Don’t get me wrong: I’m not saying you shouldn’t do your part to vanquish the army of Peeps amassing at your local grocery store or that you shouldn’t do your customary line of Jellybeans.  This post is not about what Easter shouldn’t be about.  This post is about reconsidering what Easter is about.

For many Easter is about family, for some it about traditions, but for nearly all (in America at least) Easter is about sugar.  Or at least the stats would lead us to believe that.  The Chicago Sun-Times reports that the average American will spend $131.04 filling Easter baskets this year.    Infoplease.com claims that Americans buy more than 700 million Marshmallow Peeps and 16 billion jellybeans each year (nearly enough jellybeans to circle the globe three times!).  Chocolate sales in 2009 were said to make up 71 million pounds of the total 121 million pounds of candy sold in the week leading up to Easter (according to herehere and here)
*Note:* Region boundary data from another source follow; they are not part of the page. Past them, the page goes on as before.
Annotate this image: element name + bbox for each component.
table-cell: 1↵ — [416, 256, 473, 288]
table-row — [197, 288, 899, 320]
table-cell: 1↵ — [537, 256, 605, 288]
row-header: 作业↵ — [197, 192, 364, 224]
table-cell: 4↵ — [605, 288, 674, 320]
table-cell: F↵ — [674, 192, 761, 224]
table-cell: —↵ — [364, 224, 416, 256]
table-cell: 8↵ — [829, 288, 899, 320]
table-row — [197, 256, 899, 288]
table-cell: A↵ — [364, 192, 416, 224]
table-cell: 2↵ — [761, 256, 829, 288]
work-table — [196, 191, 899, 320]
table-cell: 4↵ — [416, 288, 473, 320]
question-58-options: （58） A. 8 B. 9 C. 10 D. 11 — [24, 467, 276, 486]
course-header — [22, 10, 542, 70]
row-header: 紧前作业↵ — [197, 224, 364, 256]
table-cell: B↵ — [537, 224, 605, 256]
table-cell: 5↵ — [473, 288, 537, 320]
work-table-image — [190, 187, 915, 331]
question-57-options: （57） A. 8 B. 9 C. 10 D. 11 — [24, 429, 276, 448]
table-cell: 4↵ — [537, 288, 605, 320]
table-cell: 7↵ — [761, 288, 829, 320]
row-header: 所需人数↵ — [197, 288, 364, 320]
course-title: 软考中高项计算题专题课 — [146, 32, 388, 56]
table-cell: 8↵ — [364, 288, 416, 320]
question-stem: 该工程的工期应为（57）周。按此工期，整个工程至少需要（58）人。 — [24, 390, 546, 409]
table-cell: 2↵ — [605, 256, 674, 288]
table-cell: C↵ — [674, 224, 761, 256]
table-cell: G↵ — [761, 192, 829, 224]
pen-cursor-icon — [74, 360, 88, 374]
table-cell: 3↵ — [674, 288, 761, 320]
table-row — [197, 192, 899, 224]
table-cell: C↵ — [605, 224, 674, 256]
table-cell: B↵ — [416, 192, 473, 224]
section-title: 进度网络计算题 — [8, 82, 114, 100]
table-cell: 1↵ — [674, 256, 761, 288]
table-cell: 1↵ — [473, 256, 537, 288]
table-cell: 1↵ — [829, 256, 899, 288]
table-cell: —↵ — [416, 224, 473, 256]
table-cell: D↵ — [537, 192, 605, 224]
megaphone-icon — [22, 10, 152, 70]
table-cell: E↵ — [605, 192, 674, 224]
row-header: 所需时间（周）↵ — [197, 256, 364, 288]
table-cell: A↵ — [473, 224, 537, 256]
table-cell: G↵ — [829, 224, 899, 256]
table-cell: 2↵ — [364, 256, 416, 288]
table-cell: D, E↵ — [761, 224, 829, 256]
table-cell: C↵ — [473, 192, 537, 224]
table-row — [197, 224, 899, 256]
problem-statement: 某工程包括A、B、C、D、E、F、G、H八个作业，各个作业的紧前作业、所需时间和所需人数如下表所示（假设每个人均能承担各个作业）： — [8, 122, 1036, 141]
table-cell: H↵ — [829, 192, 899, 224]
So what does it look like to remember Jesus’ resurrection on Easter? A couple thoughts:

  • Celebrate new life. Do you know anyone in a season of renewal?  Anyone with a new baby?  Anyone entering a new phase of life?  Any new initiatives to invigorate the city?  Why not celebrate them on or around Easter?
  • Engage Jesus’ mission. Jesus said that the Spirit was upon him to “proclaim good news to the poor…release to the captives and the regaining of sight to the blind, to set free those whoa are oppressed, to proclaim the year of the Lord’s favor” (Luke 4:18).  What would it look like to engage the needs of one of these communities on Easter?
  • Remember God’s great acts. Easter comes in a long line of remembering the great acts of God.  Take communion.  Set time aside to review God’s great acts in your life and those around you over the last year.
  • In conclusion to Lent. Granted it is a little late this year, but perhaps remembering Jesus’ resurrection for you would start weeks in advance of Easter through celebrating Lent.  (More in a helpful pdf here)

What would you add to this list?  How do remember/celebrate Jesus’ resurrection at Easter?  What do you do to make sure Easter goes beyond chocolate crosses?